A few things I can think of.

• Chance for memory to be erased (poor data retention). In flash memory, charge stored in the insulating gate of a MOSFET acts as the memory element. Under high temperature this charge leaks more quickly. From ti paper: "with sufficient thermal activation, all bits could lose their charge". Also from the same paper, gate oxide damage.
• Trapped charges injected into the oxide due to the high temperature will build up. Over time this will add up create a voltage offset on the gate (making FET more leaky). This could create a situation where the FET is permanently on (unless the gate is driven sufficiently low) if enough charge builds up.
• Shorter lifespan in general. Heat causes a lot of processes to speed up exponentially: (Arrhenius law). Thermal expansion can cause peeling of metal vias from their respective layers or a host of other problems.
• Possible complete failure due to thermal runaway (unrecoverable).
• Higher leakage overall. More power burned. From pdf on leakage, in 65nm process: leakage at 0C is ~10x less than 40C, which is ~10x less than 100C.
• The circuit will run slower than expected, due to more collisions of free carriers.

Answer 2

You will not see anything because they are masked by the front end. When you get bit errors, you just skip to a new page. You will just notice the device get smaller, faster.

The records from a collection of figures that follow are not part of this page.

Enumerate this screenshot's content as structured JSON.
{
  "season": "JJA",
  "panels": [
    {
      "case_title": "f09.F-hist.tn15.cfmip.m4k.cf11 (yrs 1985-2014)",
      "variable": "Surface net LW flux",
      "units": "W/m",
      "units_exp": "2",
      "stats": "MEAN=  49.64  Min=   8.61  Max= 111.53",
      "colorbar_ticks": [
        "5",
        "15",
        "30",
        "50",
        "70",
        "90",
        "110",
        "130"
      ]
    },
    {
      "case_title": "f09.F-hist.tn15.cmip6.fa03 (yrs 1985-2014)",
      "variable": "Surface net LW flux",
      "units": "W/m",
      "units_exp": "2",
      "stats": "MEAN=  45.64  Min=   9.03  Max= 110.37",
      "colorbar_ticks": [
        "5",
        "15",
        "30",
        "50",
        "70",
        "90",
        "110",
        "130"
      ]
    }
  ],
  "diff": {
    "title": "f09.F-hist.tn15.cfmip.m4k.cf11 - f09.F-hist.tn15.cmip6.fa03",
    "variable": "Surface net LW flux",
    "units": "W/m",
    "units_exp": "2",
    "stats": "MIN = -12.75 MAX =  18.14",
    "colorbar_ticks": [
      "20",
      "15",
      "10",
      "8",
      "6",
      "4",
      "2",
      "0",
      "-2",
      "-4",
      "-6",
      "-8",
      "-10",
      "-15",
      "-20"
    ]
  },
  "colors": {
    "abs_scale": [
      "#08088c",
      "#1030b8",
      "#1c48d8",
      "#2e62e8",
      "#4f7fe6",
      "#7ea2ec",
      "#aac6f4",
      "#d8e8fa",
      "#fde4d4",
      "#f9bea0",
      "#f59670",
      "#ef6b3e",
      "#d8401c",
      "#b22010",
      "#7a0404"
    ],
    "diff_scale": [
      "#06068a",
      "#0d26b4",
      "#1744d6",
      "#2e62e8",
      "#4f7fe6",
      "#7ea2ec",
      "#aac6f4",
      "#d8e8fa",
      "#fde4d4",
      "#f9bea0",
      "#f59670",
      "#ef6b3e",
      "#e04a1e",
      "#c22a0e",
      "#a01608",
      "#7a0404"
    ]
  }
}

If you could see them, the failure that you will mostly likely see is soft errors due to noise, but it is different than you think. As the temperature increases, the densities of states expands and thresholds move due to drain-side charge sharing that shortens the effective channel length. This causes problems in clocked systems that gives read errors, but this is not due to the FLASH transistors, but the charge amplifiers.

There are two other scenarios that come to mind for hard errors.

1) You get more charge getting "stuck" in the oxide during injection due to these increased energy levels that would generally not trap the charge. My answer on simulating floating gates has a band diagram for this injection, and just imagine that electron get trapped in the barrier. (a note, this is the behavior that causes things to fail after millions of writes. Increasing the temperature just speeds up the process)

2) The extra energy due to heat will cause a hole to get enough energy to "jump" through the oxide. This makes a literal crater in the oxide. I could create this behavior in the lab, but I had gate control of actual device and a temperature chamber.